Atualmente, M.C. vive como um garoto, embora ainda sinta medo de ser repreendido de alguma maneira ao utilizar banheiros masculinos, por exemplo. A preocupação dos pais do garoto é com relação à puberdade, que pode trazer mudanças anatômicas como o crescimento de seios e a menstruação. De qualquer forma, quando isso acontecer, a família afirma que vai procurar ajuda médica para realizar terapias hormonais.

É verdade que M.C possivelmente precisaria realizar terapias hormonais e procedimentos cirúrgicos. O que a família questiona é o fato de que o garoto simplesmente não teve a opção de decidir a respeito do próprio corpo e que, no final das contas, a decisão feita pela equipe médica não é a mesma que ele teria, se pudesse escolher hoje.

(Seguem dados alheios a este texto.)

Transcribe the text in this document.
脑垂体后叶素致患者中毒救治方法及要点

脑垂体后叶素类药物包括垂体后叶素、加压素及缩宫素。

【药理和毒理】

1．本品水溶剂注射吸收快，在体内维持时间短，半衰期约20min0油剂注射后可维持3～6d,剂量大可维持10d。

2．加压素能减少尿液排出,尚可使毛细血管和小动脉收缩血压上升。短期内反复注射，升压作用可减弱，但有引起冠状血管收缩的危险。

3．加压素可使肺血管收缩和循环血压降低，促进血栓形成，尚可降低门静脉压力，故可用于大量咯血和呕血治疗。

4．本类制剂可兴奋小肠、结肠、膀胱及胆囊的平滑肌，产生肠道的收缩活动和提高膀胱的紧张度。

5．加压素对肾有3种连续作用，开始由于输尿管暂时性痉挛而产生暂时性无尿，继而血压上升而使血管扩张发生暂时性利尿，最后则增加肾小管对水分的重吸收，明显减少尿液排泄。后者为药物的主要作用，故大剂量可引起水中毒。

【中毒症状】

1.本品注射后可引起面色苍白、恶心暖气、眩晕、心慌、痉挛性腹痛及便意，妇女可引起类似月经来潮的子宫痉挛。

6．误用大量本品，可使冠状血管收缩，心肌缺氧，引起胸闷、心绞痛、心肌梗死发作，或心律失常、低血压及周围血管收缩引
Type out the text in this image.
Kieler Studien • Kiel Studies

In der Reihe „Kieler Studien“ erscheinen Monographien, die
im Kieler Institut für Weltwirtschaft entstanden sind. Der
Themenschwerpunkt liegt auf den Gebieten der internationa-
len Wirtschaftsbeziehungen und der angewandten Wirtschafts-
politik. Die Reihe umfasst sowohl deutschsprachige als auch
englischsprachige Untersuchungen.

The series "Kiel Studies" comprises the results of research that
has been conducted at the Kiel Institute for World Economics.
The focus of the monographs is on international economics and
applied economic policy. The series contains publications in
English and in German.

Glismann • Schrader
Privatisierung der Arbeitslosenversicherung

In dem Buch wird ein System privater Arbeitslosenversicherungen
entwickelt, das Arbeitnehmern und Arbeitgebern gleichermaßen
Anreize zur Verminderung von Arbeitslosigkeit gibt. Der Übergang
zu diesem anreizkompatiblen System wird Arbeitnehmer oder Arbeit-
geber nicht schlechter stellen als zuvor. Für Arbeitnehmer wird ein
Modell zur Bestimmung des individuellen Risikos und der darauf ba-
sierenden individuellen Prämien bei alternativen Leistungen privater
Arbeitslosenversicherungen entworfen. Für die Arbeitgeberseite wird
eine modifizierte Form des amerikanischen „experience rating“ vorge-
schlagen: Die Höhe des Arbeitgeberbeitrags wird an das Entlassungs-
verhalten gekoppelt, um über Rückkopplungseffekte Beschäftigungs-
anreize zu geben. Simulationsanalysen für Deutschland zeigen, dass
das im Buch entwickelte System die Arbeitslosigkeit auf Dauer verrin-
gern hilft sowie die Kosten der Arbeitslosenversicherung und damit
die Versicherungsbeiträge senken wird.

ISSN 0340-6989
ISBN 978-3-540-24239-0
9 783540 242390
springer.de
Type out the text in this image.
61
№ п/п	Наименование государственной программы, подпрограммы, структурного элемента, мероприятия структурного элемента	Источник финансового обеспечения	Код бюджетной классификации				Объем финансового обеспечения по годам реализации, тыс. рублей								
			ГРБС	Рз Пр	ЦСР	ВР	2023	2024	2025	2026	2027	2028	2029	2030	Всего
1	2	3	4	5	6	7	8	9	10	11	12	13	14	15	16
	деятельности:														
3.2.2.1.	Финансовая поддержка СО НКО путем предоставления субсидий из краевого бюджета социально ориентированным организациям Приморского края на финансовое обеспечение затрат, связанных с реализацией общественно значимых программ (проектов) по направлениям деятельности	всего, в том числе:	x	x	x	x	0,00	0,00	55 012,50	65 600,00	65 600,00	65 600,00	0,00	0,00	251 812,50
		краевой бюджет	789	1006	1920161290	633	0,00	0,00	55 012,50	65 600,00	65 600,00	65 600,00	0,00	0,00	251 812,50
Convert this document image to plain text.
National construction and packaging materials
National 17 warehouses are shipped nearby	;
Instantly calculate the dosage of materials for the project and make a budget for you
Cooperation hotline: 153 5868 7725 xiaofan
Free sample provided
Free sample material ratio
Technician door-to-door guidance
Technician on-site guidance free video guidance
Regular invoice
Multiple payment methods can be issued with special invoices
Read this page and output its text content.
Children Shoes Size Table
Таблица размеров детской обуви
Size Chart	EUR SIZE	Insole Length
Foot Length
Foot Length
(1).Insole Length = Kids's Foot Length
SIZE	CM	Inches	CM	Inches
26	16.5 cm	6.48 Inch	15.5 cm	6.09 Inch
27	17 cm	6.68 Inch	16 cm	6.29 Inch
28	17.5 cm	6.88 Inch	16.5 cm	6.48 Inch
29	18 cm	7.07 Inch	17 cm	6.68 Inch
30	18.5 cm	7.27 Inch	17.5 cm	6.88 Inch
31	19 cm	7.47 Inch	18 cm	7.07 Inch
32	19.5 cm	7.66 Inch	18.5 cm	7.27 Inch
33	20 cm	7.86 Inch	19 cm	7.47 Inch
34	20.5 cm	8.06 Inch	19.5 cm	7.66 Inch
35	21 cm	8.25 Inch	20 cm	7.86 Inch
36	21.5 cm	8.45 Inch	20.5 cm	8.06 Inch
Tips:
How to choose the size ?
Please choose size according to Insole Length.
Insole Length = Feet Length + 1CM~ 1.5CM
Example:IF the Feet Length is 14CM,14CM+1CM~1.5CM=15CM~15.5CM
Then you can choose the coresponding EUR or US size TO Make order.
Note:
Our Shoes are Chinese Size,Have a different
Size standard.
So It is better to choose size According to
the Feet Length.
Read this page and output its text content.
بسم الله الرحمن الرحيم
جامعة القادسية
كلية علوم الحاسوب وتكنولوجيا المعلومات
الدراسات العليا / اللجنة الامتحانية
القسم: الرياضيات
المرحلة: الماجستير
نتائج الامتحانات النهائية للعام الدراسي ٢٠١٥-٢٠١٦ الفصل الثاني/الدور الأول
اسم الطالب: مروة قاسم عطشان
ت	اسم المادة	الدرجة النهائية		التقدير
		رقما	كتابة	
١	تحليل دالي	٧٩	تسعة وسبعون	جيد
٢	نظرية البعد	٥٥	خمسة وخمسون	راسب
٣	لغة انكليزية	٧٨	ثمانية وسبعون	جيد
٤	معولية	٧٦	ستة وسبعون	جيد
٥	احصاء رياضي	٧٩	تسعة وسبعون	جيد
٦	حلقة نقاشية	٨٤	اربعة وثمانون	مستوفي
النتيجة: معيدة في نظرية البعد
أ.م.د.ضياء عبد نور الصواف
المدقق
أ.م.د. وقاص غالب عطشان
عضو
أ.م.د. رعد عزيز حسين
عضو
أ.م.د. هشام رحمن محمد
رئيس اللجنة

“Nós simplesmente odiamos o fato de que as escolhas que foram feitas poderiam ter um impacto significativo em sua vida como homem. Nós apenas não queremos que as pessoas precisem passar pelo que ele está passando”, resume a mãe.

Ainda que a realidade da condição intersexual não faça parte da vida da maioria das pessoas, é interessante observarmos esses casos para tentarmos entender melhor as questões de identidade de gênero e respeitar qualquer condição relacionada ao tema, que é alvo de tanto preconceito e motivo de tantos crimes de ódio.